Now we need to compute the smallest *N* for which this beats out the
discrete strategy. The uniform strategy wins a race exactly when none
of the 3*N*-1 other discrete-strategy-playing robots select that race
for their fuel. It’s straightforward to compute this probability for a
single race, (1-1/*N*)^(3*N*-1). But the assignment of discrete
strategies is **not independent** across the *N* races! Assuming they were
would give an incorrect answer of *N*=9 and *p*=0.350245…

Also, these events of winning a race with the uniform strategy are
**not disjoint** across the *N* races! Assuming they were would give
an incorrect answer of *N*=8 and *p*=0.370916…

Instead, a nice recursion could be found to count up the number of
arrangements of the 3*N*-1 other players that left at least one race
undefended. For example, let P(*R*,*m*,*n*) equal the probability that, if we
need to assign *R* robots to (*m*+*n*) total races, *m* of which already have
a robot assigned and *n* of which don’t, we will eventually assign at
least one robot to all (*m*+*n*) races. Then assigning the next robot to a
race uniformly randomly implies the recursion:

P(*R*,*m*,*n*) = (*m* * P(*R*-1,*m*,*n*) + *n* * P(*R*-1,*m*+1,*n*-1))/(*m*+*n*).

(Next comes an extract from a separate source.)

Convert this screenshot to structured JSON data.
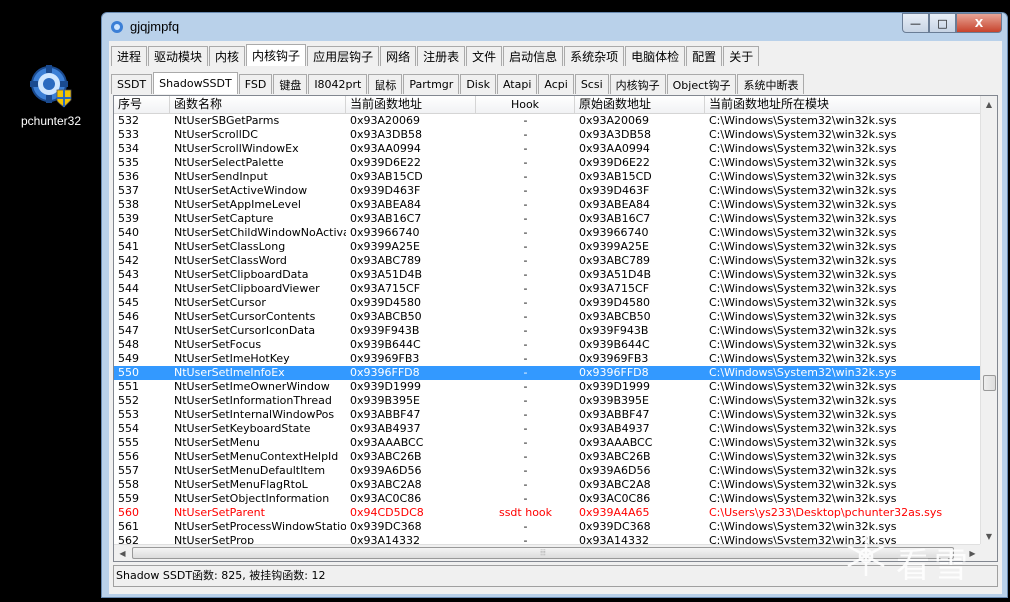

Along with the boundary values

P(R,*m*,0) = 1 (all races have been assigned at least one robot)

and for *n*>0,

P(0,*m*,*n*) = 0 (we’ve run out of robots and we still have an unassigned
race),

we can compute values of P efficiently by induction. We want to find
the smallest *N* such that

1 - P(3*N*-1,0,*N*) > 1/3,

which occurs at *N*=**8** and *p*=**0.334578…**.

**Congrats to this month’s solvers who computed the correct size and
probability of winning the swimming trials!**